Osman Palir stands at the free-throw line in the gym of the community center near his South Nashville home and watches the shot he has just released arc into the basket, barely disturbing the net.
"Forty-one," calls out his younger brother Suleiman as he returns the ball.
Osman takes three quick dribbles, regards the hoop and then swishes another free throw.
"Forty-two," says Suleiman.
That would be 42 swishes in a row. Osman hits another 20 straight before a shot finally rims out, eliciting a frown from his 15-year-old face. Then he starts a new streak that reaches 38 before he stops. "I try to make 100 free throws," he says.
Next, Osman puts on an even more remarkable display. Moving from place to place on the court, he throws in an assortment of shots. He hits several long rainbows from behind the three-point arc. He moves in a few feet and banks in several 15-footers off the glass. He steps into the lane and effortlessly swishes a few half-hook shots. Then he switches hands and swishes several more with his left. Then he crosses to the opposite baseline and hits five straight turnaround jumpers.
After each shot, Suleiman silently fires the ball back to his brother. He's no longer counting, but a visitor notes that Osman hits 21 straight shots before one finally clangs off the back of the rim. There will be 15 more baskets before the next miss. And then 19 more before the next one. Out of perhaps 100 shots, Osman misses eight. Only once does he miss two in a row.
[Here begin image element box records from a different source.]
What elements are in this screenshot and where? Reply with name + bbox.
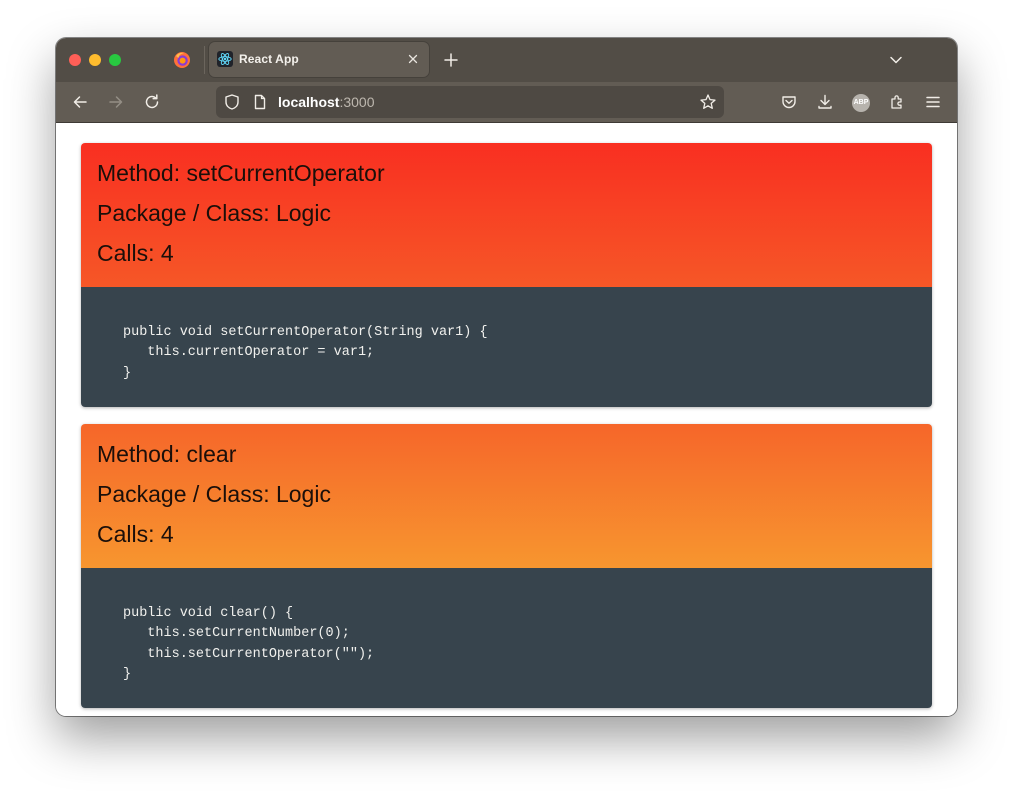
package-class: Package / Class: Logic [97,481,331,507]
method-card-header: Method: setCurrentOperator Package / Cla… [81,143,932,287]
shield-icon[interactable] [223,93,241,111]
navigation-toolbar: localhost:3000 ABP [56,82,957,123]
page-icon[interactable] [251,93,269,111]
pocket-icon[interactable] [780,93,798,111]
adblock-plus-icon[interactable]: ABP [852,94,870,112]
method-source: public void setCurrentOperator(String va… [123,325,488,381]
hamburger-icon[interactable] [924,93,942,111]
method-card-header: Method: clear Package / Class: Logic Cal… [81,424,932,568]
url-host: localhost [278,94,340,110]
url-port: :3000 [339,94,375,110]
method-name: Method: clear [97,441,237,467]
close-icon[interactable] [405,51,421,67]
chevron-down-icon[interactable] [888,52,904,68]
url-text[interactable]: localhost:3000 [278,94,375,110]
code-block: public void setCurrentOperator(String va… [81,287,932,407]
tab-title: React App [239,52,299,66]
method-source: public void clear() { this.setCurrentNum… [123,606,375,683]
package-class: Package / Class: Logic [97,200,331,226]
arrow-left-icon[interactable] [71,93,89,111]
tab-react-app[interactable]: React App [209,42,429,77]
browser-window: React App localhost:3000 ABP Method: set… [56,38,957,716]
page-content: Method: setCurrentOperator Package / Cla… [56,123,957,716]
method-name: Method: setCurrentOperator [97,160,385,186]
url-bar[interactable]: localhost:3000 [216,86,724,118]
tab-separator [204,46,205,74]
firefox-icon [174,52,190,68]
code-block: public void clear() { this.setCurrentNum… [81,568,932,708]
window-minimize-button[interactable] [89,54,101,66]
tab-strip: React App [56,38,957,82]
reload-icon[interactable] [143,93,161,111]
window-close-button[interactable] [69,54,81,66]
star-icon[interactable] [699,93,717,111]
react-icon [217,51,233,67]
window-maximize-button[interactable] [109,54,121,66]
method-card: Method: clear Package / Class: Logic Cal… [81,424,932,708]
plus-icon[interactable] [442,51,460,69]
download-icon[interactable] [816,93,834,111]
method-card: Method: setCurrentOperator Package / Cla… [81,143,932,407]
call-count: Calls: 4 [97,521,174,547]
call-count: Calls: 4 [97,240,174,266]
puzzle-icon[interactable] [888,93,906,111]
arrow-right-icon[interactable] [107,93,125,111]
Osman, whose family emigrated to Nashville from Iraqi Kurdistan a decade ago, is the best pure shooter you have never seen. Yet while Osman is literally a can't-miss prospect, his prospects of playing organized basketball, much less collegiate hoops, are slim.
Instead of playing for Overton High, the school for which Osman's family is zoned, he plays pickup games in the neighborhood. Osman and Suleiman are home-schooled by their father, who was a civil engineer in Iraq.
"I doubt my parents would let me play on a team because it would take time away from my studies," says Osman, who scored 750 on the math section of the PSAT last fall. "Studies come first with my family."
So Osman contents himself with a couple of hours of shooting most afternoons. When he's not shooting during what he calls his "activity break," you might find him in a three-on-three game with kids from the neighborhood.
For most players, to develop a shooting touch far less accurate than Osman's requires far more practice than he gets during his activity break. His skill is all the more remarkable considering that he never picked up a basketball before arriving in Nashville.
"I don't know how I got it," Osman says modestly. "It is a gift."
This afternoon, Osman, who stands at 5-foot-11 with his shoes on, has just finished torching four different teams of mostly taller boys. In each of the contests, Osman has done most of his team's scoring.
"He doesn't miss," says Derrick Avant, one of Osman's pickup teammates on this afternoon. "They'll be right in his face and it doesn't matter. He's just feelin' it. Every day he'll be out here, this little kinda white dude, schoolin' everybody. Two guys who play for MLK came one Saturday, and he shot 'em out. They started callin' him Larry Birdistan."
Osman, overhearing, just smiles.
Word of such a shooting prodigy gets around. Several AAU coaches have implored Osman's parentsin vainto let their son play for them.
"I heard about Osman from one of my players," says Tim Boguskie, who coaches an under-16 traveling squad. "I saw him not miss a shot for three whole games. It was like Jerry West. I mean, nobody shoots like that.
"I asked a friend who's an assistant at Duke to see him play. He said they'd commit right now to offer him a scholarship in three years. But Osman's parents won't go for that. They're determined he'll spend most of his time studying. Osman may go to Duke, but it will be for his grades."
Osman allows that the coach's prediction about organized basketball is probably right. "I will honor my parents," he says. "But I will keep shooting. I love to shoot."